Depuis mon jeune âge, nous vivotions. Grâce à la générosité des voisins et des bienfaiteurs qui, grâce à Dieu, sont toujours légion. J’ai pu réussir, même avec beaucoup de difficultés, mes études. Le jour où j’ai pu décrocher ma licence, ce n’était un grand jour que pour moi ; parce que mes parents étaient convaincus que cela ne pouvait servir à grande chose, du moment que beaucoup de jeunes en bonne santé, jouissant de toutes leurs facultés, continuent à chômer même bardés de diplômes, alors, moi le petit pauvre aveugle, je n’aurais certainement aucune chance.
Peu de temps près, j’ai commencé à donner raison à mes parents. Je frappais à toutes les portes, j’envoyais des CV partout en faisant référence à la Loi qui obligeait les employeurs à réserver un quota des emplois aux Handicapés. Rien. J’ai postulé pour des postes qui exigeaient des conditions bien inférieures à celles contenues dans mon CV, parfois au fin fond du désert, sans suite aucune.
Alors, je me suis dit, je n’ai rien à perdre, mais je vais le faire: Une correspondance au Wali et lui demander audience. Sait-on jamais. Peut-être que… Et le Miracle fut! Le Wali me reçoit.
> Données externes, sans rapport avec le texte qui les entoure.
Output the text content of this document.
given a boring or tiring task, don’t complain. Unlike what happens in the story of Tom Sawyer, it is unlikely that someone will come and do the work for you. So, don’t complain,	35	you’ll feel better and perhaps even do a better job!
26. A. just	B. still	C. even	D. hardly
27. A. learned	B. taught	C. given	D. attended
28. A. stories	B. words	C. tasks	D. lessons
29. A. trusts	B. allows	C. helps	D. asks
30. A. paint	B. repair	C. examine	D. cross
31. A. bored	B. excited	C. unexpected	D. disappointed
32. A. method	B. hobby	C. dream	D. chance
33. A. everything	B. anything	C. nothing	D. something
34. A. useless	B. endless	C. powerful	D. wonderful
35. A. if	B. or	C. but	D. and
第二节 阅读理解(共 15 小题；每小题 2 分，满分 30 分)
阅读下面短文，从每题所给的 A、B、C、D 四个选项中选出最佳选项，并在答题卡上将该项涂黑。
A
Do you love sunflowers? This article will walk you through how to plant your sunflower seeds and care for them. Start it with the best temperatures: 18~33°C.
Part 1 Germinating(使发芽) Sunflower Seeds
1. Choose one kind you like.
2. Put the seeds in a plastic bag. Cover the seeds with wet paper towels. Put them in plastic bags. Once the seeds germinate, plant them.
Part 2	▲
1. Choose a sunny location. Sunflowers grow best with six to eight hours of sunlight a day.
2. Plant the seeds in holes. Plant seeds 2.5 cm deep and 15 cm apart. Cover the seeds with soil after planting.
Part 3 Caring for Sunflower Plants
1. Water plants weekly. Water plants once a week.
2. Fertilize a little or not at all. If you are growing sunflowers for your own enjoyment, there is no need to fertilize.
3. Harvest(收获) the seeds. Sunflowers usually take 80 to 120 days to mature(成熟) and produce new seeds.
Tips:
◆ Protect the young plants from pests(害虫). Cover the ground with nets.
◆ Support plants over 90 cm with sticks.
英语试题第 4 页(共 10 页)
Une fois que je lui eusse expliqué ma situation, je vis dans ses yeux embués, de la compassion, cela me gênait beaucoup. A ce moment là, je sentais que je perdais un peu de ma dignité. Vous vivotez toute votre vie, vous trimez jusqu’à avoir mal partout pour réussir vos études, afin de pouvoir ramener un peu de réconfort à vos parents qui en avaient vraiment besoin et de pouvoir enfin dire : “J’ai réussi. Je suis enfin un Homme!» Voilà que subitement tout cela périclite devant Monsieur le Wali. Je l’ai saisi pour qu’il me rétablisse dans mes droits, pas pour avoir de la compassion et de la pitié pour moi. Il est vrai que je lui suis en fin de compte très reconnaissant. Peu de responsables agiraient comme il l’a fait. Je le sais. Pourtant.
Quand j’ai terminé l’exposé de ma minable vie, M. Le Wali appelle immédiatement le Directeur de l’Emploi et dit : «Je veux que Nadir soit placé dans les plus brefs délais.»
Monsieur le Wali semblant dans une gêne incommensurable balbutia quelques mots que je ne sus comprendre et avant de me reconduire me mit une certaine somme d’argent dans ma main. Confus, je la retirais aussi spontanément que promptement. Il insiste et me dit sans conviction : «juste le temps de tenir. Vous me la rembourserez quand vous percevrez vos premiers salaires» Je ne savais si je devais saluer ce stratagème emprunt de modestie, ou le maudire. Vous vous trouvez parfois dans des situations incompréhensibles, où vous pouvez basculer sans transition aucune, d’un extrême à l’autre : Dans mon cas, je ne savais pas si je devais saluer le comportement de cet homme qui vient de m’aider en usant de tout son Pouvoir de Wali, ou lui en vouloir d’user de ce même Pouvoir pour me rabaisser et toucher à ma dignité pour la construction de laquelle, il a fallu tout le sacrifice de ma jeunesse. Dois-je être fier d’avoir mis le premier responsable de ma Wilaya dans une gêne telle qu’il se culpabilisa et dut user de tout le pouvoir qui lui est conféré pour me venir en aide ; où plutôt pleurer sur une situation qui me réduit à l’aumône et à la charité? Dilemme!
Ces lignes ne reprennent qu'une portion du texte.